Presque tout le monde a déjà hérité d’un problème qu’il n’a pas créé : une dette familiale, un projet voué à l’échec, une crise qui a commencé avant sa propre naissance, mais qui est quand même tombée entre ses mains. Jojakin est monté sur le trône de Juda exactement dans cette position, avec l’horloge qui tournait déjà contre lui.
Il était le fils de Jojakim, un roi qui avait passé son règne à défier les prophètes et à provoquer Babylone. Quand son père tomba, alors que l’armée de Nabuchodonosor assiégeait déjà Jérusalem, Jojakin monta sur le trône à dix-huit ans et régna seulement trois mois (2 Rois 24:8).

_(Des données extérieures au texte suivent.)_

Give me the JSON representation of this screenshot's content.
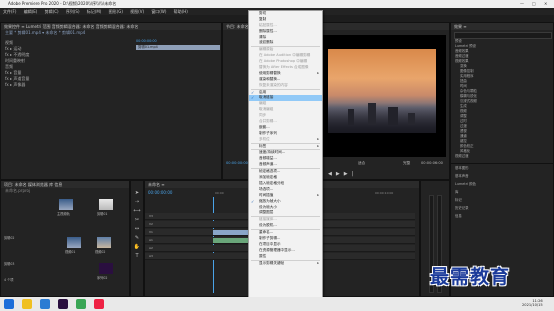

Il n’eut pas le temps de changer le cours de l’histoire, et peut-être n’y avait-il déjà plus de cours à changer. Face au siège, Jojakin prit la décision qui allait définir le reste de sa vie : il se rendit avec sa mère, la cour et les officiers, plutôt que de s’obstiner dans une résistance qui aurait détruit la ville (2 Rois 24:12).
Nabuchodonosor l’exila à Babylone avec le reste de la noblesse, les artisans les plus habiles et les trésors du temple et du palais (2 Rois 24:13-16). Le prophète Jérémie avait déjà annoncé qu’aucun de ses descendants ne s’assiérait plus jamais sur le trône de David (Jérémie 22:28-30).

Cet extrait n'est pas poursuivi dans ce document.